China Investment Corp (CIC, 中國投資公司), China’s US$200 billion sovereign wealth fund, said yesterday that it had agreed to take a significant stake in Hong Kong-based commodities firm Noble Group (來寶集團).
The investment in Noble — which has interests in a range of raw materials from coal and iron ore to soybeans and sugar — will help broaden CIC’s portfolio and reflects Beijing’s ongoing thirst for natural resources.
“As an investment company, you certainly have to diversify. It is impossible to put all your assets into one basket,” CIC spokesman Wang Shuilin (王水林) said.
Singapore-listed Noble said in a statement posted on its Web site that it would sell 573 million shares in a private placement to CIC for US$850 million.
The placement comprises 438 million new shares to be issued by Noble and 135 million existing shares indirectly held by “trusts associated with the interests” of chief executive Richard Elman, the statement said.
The price, at S$2.10 (US$1.50) a share, represents a discount of around 7.3 percent to the weighted average price of shares traded on Sept. 14 and Sept. 15 before trading was suspended, it said.
Both sides said the deal required final approval from both boards of directors.
CIC’s total stake in Noble Group will rise to 14.9 percent after the placement is completed, Dow Jones Newswires reported yesterday, citing an unnamed source familiar with the matter.

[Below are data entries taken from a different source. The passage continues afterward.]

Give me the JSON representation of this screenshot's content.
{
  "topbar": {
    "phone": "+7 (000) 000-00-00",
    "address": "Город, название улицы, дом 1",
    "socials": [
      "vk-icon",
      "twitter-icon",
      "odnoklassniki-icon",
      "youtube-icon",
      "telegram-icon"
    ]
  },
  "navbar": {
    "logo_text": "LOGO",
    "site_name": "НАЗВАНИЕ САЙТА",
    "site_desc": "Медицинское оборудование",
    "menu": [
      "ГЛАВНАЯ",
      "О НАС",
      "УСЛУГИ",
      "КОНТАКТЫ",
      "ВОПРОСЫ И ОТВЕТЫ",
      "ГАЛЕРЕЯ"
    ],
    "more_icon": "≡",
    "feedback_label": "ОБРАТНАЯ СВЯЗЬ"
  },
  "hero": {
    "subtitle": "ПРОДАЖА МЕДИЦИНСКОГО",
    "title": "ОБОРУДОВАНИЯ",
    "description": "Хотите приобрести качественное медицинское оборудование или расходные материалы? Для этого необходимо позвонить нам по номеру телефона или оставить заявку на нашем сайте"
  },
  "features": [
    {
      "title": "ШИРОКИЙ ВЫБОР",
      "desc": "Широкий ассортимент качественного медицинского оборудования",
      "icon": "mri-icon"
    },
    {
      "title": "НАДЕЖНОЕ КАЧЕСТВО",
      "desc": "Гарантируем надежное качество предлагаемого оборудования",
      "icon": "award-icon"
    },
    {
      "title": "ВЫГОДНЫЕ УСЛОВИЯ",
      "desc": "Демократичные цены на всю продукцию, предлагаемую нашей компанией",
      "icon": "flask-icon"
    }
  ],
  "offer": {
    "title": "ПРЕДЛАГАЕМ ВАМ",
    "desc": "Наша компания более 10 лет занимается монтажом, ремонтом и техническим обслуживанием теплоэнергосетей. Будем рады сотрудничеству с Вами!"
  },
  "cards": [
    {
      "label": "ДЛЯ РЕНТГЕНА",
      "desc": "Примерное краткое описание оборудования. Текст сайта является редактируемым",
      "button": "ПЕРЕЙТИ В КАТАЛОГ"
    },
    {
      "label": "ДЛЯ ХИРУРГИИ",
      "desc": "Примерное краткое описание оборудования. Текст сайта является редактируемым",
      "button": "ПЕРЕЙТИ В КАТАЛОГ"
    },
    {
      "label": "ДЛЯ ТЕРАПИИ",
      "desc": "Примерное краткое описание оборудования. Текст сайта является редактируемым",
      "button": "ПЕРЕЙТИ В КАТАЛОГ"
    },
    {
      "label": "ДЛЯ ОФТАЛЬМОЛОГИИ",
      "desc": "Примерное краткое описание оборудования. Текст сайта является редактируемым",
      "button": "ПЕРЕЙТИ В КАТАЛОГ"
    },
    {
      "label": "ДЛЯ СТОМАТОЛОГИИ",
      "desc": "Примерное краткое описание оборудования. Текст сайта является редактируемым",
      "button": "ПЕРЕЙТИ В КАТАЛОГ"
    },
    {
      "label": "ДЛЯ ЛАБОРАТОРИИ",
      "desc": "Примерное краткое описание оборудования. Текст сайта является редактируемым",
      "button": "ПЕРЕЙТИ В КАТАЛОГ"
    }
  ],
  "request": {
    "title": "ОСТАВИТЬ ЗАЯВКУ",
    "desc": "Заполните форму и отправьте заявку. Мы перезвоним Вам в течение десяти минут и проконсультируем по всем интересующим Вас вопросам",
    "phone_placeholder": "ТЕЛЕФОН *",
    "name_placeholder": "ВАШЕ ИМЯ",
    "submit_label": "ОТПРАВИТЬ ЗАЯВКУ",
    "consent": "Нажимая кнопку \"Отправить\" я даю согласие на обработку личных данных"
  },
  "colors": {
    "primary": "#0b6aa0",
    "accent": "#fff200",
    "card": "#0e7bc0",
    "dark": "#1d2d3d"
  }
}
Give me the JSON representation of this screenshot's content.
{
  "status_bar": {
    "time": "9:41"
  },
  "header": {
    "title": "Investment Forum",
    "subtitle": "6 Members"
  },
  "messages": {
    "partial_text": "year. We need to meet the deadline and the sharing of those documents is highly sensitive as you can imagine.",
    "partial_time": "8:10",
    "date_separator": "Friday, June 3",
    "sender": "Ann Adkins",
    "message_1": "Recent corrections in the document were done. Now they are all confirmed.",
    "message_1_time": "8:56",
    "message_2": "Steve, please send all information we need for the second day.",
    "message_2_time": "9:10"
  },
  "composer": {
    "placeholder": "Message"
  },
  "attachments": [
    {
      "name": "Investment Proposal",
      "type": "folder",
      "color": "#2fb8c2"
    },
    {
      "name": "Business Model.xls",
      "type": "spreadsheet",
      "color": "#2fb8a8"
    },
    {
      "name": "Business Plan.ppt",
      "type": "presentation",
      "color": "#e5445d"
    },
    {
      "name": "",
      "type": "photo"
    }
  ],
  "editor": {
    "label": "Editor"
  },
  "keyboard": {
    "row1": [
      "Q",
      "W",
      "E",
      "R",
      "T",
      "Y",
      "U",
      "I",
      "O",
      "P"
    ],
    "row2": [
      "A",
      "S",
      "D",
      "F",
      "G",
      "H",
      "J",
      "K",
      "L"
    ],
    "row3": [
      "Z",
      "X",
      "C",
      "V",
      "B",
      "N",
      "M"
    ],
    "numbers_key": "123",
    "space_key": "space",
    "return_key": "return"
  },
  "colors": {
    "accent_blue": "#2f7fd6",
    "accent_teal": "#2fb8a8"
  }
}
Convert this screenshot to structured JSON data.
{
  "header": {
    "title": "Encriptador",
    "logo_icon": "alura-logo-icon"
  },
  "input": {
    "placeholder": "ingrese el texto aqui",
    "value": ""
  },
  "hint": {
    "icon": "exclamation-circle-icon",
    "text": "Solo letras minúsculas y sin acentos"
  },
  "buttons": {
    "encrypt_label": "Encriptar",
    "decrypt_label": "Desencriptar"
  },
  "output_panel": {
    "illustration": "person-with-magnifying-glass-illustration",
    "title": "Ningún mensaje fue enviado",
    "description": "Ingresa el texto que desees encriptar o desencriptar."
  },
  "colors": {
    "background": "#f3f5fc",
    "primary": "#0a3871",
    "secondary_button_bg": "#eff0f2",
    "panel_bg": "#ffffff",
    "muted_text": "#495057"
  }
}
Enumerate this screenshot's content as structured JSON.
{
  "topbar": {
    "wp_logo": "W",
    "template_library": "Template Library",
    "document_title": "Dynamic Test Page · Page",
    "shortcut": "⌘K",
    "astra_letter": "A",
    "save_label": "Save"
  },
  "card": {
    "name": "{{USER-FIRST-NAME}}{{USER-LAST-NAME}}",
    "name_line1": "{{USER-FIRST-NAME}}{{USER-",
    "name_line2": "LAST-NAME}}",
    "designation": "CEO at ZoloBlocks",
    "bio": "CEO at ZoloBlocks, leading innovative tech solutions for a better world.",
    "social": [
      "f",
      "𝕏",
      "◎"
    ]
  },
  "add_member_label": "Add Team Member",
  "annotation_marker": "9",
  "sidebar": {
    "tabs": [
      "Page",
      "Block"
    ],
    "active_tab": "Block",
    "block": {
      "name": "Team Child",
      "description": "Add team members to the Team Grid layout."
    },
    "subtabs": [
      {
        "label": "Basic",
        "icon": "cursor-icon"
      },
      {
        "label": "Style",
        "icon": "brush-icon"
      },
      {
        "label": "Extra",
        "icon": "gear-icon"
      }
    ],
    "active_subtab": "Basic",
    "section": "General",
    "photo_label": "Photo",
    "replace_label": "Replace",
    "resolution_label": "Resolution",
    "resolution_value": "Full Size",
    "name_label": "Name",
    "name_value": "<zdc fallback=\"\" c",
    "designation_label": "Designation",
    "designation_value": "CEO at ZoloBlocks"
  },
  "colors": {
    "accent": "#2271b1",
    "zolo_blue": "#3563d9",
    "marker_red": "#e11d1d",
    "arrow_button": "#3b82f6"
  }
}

Noble said the new placement represented 12.9 percent of the group, indicating that CIC was vastly boosting its stake.
The partnership between the two firms will see both “jointly [invest] in infrastructure assets and supply chain management related to agricultural commodities,” Noble said.
The company added that the newly issued shares would give it the “additional capital to pursue strategic investments in key agricultural markets globally.”
Noble’s current agricultural activities include farm production in Argentina, Uruguay and Brazil, as well as crushing plants and sugar refineries. It operates five port facilities throughout South America.
CIC was set up in 2007 to help China find more lucrative ways to place its massive foreign exchange reserves, which stood at US$2.13 trillion at the end of June and are parked mainly in low-yield instruments such as US Treasury bonds.
In two of its most high-profile investments, CIC pumped US$5 billion into US bank Morgan Stanley in December 2007, and owns more than 10 percent of private-equity firm Blackstone.
In its first annual report released last month, the company said it lost US$6.7 billion in its global investment portfolio last year.
Overall investment returns were US$24 billion due to its wholly owned unit Central Huijin Investment Co (中央匯金投資公司), the controlling shareholder of state-run Chinese banks. Total assets stood at US$297.5 billion at the end of last year.